Created a egg
and whl
file of pyarrow and put this on s3, for call this in pythonshell job. Received this message:
Job code:
import pyarrow
raise
Error, same structure for whl
:
Traceback (most recent call last):
File "/tmp/runscript.py", line 118, in <module>
runpy.run_path(temp_file_path, run_name='__main__')
File "/usr/local/lib/python3.6/runpy.py", line 263, in run_path
pkg_name=pkg_name, script_name=fname)
File "/usr/local/lib/python3.6/runpy.py", line 96, in _run_module_code
mod_name, mod_spec, pkg_name, script_name)
File "/usr/local/lib/python3.6/runpy.py", line 85, in _run_code
exec(code, run_globals)
File "/tmp/glue-python-scripts-e67xuz2j/genos.py", line 1, in <module>
File "/glue/lib/installation/kanna-0.1-py3.6.egg/pyarrow/__init__.py", line 49, in <module>
from pyarrow.lib import cpu_count, set_cpu_count
ModuleNotFoundError: No module named 'pyarrow.lib'
PD: Cannot found the lib.py or lib folder in local files.
I was having the same problem with AWS Lambda and came across this question.

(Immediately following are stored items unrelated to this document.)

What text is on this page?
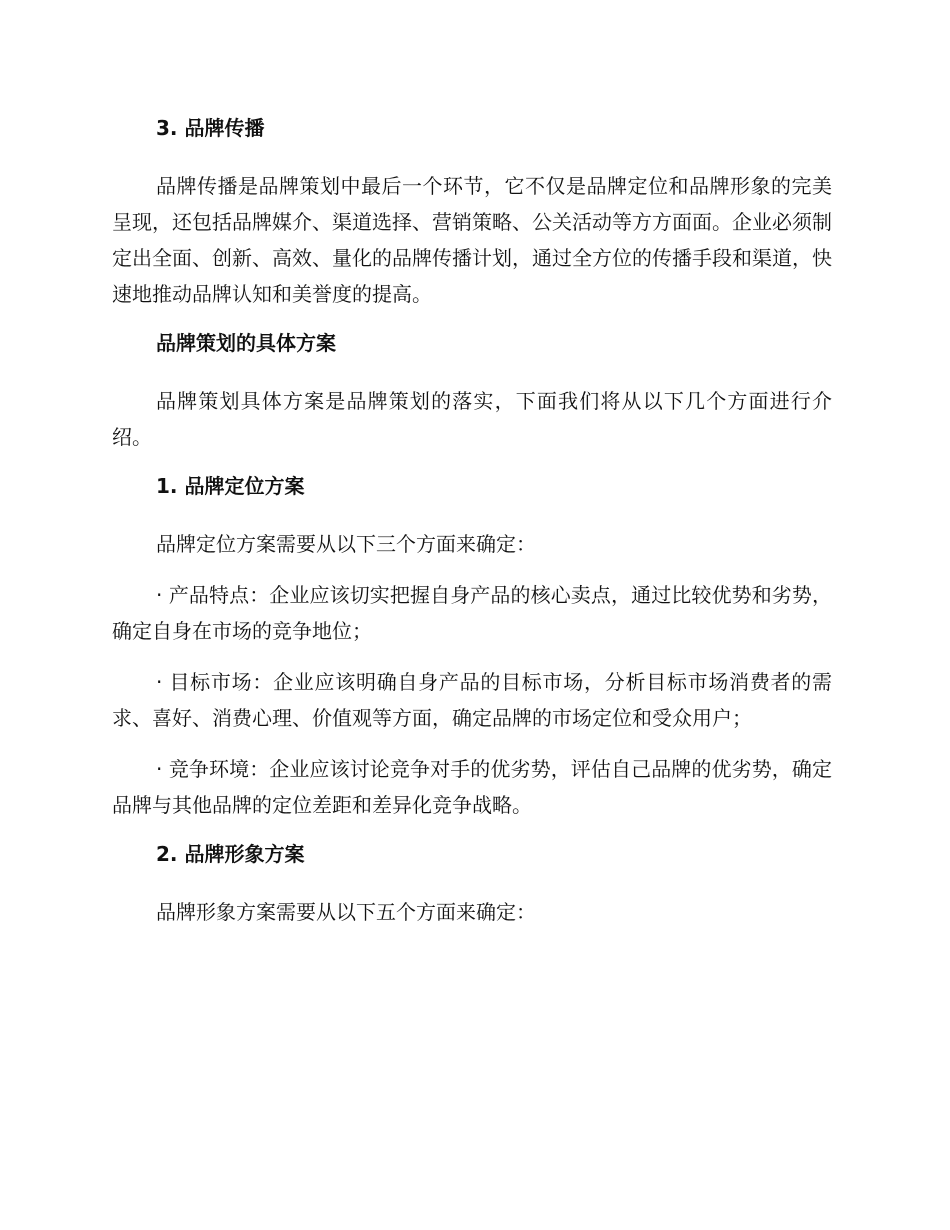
3. 品牌传播

品牌传播是品牌策划中最后一个环节，它不仅是品牌定位和品牌形象的完美呈现，还包括品牌媒介、渠道选择、营销策略、公关活动等方方面面。企业必须制定出全面、创新、高效、量化的品牌传播计划，通过全方位的传播手段和渠道，快速地推动品牌认知和美誉度的提高。

品牌策划的具体方案

品牌策划具体方案是品牌策划的落实，下面我们将从以下几个方面进行介绍。

1. 品牌定位方案

品牌定位方案需要从以下三个方面来确定：

· 产品特点：企业应该切实把握自身产品的核心卖点，通过比较优势和劣势，确定自身在市场的竞争地位；

· 目标市场：企业应该明确自身产品的目标市场，分析目标市场消费者的需求、喜好、消费心理、价值观等方面，确定品牌的市场定位和受众用户；

· 竞争环境：企业应该讨论竞争对手的优劣势，评估自己品牌的优劣势，确定品牌与其他品牌的定位差距和差异化竞争战略。

2. 品牌形象方案

品牌形象方案需要从以下五个方面来确定：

For Glue, AWS docs state only pure python libraries can be used.
For Lambda:
The underlying problem is that modules like pyarrow port their code from C/ C++. When you check pyarrow codebase, you will find in fact two pyarrow.lib files exist, but they have .pyx and .pxd file extensions. This is not pure Python code and therefore depends on underlying CPU architecture.
I had to manually download .whl files for my required version for pyarrow and its dependency numpy. From http://pypi.org/project/pyarrow/
, click on Download files and search for your matching version. cp39 means cpython 3.9. and x86 represents the CPU architecture. Follow the same steps for Numpy. I ended up downloading these files: pyarrow-8.0.0-cp39-cp39-manylinux_2_17_x86_64.manylinux2014_x86_64.whl
and numpy-1.22.4-cp39-cp39-manylinux_2_17_x86_64.manylinux2014_x86_64.whl
.
You then have to unzip them and create an archive where both sit together in a folder named Python. This folder can be used to create a layer in Lambda. Attach this layer to your project and import pyarrow should work.
The other solution is to use custom Docker images. This worked for me as well. I believe the AWS docs are exhaustive on that topic. I have written a PoC and all the steps that I followed here.
I followed this guide for creating a pyarrow layer.